Credit and debit card information belonging to customers who did business at 51 UPS Store Inc. locations in 24 states this year may have been compromised as the result of an intrusion into the company's networks.
In a statement Wednesday, UPS said it was recently notified by law enforcement officials about a "broad-based malware intrusion" of its systems.
A subsequent investigation by an IT security firm showed that attackers had installed previously unknown malware on systems in more than four-dozen stores to gain access to cardholder data. The affected stores represent about 1% of the 4,470 UPS Store locations around the country.
The intrusion may have exposed data on transactions conducted at the stores between Jan. 20 and Aug. 11, 2014. "For most locations, the period of exposure to this malware began after March 26, 2014," UPS said in a statement.
In addition to payment card information, the hackers also appear to have gained access to customer names, as well as postal and email addresses.
Each of the affected locations is individually owned and runs private networks that are not connected to other stores, UPS added. The company provided a list of affected locations.
The breach is the third significant one to be disclosed in the past week. Last Thursday, grocery store chain Supervalu announced it had suffered a malicious intrusion that exposed account data belonging to customers who had shopped at about 180 of the company's stores in about a dozen states.
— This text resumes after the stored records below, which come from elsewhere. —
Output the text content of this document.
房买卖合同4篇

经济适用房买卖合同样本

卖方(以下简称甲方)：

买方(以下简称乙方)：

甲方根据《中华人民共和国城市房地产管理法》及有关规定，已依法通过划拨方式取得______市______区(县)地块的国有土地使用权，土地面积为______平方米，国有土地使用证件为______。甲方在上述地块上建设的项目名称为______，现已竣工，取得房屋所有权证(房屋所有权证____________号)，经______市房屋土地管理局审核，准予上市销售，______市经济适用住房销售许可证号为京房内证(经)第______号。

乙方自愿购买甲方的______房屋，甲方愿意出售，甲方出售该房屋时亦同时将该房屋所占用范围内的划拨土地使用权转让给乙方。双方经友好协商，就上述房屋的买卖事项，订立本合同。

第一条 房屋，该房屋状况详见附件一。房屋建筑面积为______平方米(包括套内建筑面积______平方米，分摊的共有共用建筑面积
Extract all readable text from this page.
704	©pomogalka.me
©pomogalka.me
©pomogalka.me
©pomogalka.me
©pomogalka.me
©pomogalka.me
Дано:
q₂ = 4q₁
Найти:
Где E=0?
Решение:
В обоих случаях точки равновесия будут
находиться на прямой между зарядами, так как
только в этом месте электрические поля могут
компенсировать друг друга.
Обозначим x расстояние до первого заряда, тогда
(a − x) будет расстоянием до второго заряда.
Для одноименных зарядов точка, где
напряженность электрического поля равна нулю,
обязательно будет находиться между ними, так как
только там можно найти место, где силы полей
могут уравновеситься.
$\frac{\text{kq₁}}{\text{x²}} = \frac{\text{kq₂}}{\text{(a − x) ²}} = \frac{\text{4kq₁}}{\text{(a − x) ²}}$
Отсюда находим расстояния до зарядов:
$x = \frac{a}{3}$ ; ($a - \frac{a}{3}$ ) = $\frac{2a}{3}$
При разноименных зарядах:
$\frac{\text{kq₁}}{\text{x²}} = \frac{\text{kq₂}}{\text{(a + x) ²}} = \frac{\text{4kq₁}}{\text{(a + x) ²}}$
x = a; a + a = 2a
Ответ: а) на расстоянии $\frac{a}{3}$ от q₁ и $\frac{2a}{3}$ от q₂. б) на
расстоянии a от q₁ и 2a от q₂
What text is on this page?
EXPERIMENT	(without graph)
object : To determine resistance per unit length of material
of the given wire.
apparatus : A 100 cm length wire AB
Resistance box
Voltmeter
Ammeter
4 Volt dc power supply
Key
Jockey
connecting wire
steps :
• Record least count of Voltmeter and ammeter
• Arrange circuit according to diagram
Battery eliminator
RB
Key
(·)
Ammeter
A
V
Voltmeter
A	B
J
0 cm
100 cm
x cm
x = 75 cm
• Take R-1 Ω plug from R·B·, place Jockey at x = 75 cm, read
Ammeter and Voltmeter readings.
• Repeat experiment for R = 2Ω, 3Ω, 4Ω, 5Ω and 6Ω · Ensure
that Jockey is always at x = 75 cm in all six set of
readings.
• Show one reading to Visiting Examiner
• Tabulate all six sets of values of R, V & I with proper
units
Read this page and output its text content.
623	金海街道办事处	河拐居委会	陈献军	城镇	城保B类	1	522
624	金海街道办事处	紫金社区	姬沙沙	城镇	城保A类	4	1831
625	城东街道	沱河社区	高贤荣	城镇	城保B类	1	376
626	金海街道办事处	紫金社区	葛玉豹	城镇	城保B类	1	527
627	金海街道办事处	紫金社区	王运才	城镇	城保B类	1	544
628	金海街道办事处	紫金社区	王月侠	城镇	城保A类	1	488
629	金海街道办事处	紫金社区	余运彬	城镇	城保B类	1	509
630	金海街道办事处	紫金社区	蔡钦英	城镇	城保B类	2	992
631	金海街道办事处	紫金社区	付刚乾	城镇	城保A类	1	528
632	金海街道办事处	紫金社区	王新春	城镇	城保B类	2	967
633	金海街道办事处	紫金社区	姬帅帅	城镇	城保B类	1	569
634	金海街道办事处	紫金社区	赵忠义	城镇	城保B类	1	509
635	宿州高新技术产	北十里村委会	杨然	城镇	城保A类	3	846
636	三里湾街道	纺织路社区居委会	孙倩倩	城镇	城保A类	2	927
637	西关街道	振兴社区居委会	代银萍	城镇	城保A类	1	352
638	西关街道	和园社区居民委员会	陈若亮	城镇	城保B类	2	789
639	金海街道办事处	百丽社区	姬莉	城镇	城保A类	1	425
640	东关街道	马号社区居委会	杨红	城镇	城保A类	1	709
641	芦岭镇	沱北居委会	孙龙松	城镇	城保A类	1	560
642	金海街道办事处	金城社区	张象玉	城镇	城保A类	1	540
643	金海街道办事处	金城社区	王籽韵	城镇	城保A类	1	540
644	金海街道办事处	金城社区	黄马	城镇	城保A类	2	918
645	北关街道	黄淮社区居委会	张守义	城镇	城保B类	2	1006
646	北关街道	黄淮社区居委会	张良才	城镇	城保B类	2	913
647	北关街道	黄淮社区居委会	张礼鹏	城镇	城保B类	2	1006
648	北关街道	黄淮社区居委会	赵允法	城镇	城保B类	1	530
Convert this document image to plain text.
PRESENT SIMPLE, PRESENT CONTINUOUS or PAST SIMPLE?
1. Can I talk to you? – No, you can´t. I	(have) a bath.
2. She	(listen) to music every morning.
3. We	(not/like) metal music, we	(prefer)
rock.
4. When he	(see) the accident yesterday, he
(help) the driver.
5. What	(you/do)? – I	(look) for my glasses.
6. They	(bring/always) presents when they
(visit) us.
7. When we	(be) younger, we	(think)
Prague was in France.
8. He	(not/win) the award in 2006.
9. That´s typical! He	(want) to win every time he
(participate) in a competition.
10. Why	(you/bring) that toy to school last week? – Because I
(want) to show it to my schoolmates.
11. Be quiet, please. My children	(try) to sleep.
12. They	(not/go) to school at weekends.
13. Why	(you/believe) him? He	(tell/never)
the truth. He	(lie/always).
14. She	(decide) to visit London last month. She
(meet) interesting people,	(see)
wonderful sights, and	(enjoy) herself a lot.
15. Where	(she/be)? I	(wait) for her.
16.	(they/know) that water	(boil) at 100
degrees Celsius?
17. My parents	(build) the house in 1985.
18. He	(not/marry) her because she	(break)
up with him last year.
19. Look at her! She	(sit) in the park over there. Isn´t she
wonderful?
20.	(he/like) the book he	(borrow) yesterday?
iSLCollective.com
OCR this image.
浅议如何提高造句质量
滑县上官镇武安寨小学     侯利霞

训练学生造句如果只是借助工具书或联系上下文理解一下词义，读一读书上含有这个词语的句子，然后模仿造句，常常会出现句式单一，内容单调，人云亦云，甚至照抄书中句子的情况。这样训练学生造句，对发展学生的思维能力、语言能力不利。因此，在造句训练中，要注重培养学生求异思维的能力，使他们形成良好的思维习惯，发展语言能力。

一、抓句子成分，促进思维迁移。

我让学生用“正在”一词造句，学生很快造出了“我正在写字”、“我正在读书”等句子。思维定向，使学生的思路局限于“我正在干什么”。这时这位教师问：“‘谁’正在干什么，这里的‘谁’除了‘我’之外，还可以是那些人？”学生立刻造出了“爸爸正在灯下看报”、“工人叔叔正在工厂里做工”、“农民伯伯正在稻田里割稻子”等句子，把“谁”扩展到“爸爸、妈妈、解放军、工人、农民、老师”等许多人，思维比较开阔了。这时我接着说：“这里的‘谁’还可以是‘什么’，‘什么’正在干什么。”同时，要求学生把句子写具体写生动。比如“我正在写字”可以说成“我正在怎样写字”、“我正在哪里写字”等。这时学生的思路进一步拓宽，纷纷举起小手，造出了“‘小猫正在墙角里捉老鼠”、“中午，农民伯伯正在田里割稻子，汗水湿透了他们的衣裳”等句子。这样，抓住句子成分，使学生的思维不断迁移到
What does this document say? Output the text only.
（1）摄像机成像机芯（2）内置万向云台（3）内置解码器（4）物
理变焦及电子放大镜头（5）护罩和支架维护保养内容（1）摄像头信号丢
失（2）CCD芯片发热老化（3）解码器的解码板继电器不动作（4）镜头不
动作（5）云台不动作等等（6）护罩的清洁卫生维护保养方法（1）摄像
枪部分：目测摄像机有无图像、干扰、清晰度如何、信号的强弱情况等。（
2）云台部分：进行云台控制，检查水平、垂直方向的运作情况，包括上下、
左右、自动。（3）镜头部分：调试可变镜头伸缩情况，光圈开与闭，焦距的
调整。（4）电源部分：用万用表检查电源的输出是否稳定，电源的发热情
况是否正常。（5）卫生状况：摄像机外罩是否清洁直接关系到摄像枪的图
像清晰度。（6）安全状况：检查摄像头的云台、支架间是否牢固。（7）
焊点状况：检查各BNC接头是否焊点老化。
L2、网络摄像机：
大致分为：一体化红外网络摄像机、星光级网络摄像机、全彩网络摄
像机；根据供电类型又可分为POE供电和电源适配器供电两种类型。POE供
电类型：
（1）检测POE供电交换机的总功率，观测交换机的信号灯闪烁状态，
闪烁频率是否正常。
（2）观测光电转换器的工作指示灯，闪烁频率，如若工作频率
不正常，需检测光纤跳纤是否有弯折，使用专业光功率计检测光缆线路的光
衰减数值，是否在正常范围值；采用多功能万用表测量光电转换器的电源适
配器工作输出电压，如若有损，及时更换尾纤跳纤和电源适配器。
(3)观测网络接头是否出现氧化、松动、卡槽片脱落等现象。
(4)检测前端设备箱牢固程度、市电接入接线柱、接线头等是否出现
The breach also affected customers from several other major grocery store chains for which Supervalu provides IT services.
On Monday, Community Health Systems, one of the largest hospital networks in the country, announced that intruders had accessed and copied personal data belonging to about 4.5 million people who were treated by or referred to the hospital's physicians. Data compromised in the breach included Social Security numbers, birth dates and phone numbers, CHS noted.
The breaches highlight just how vulnerable U.S. private networks continue to be to hacker threats. Despite all the attention and concern generated by the massive data breach at Target last fall, many companies appear as unprepared as ever to detect and mitigate network intrusions.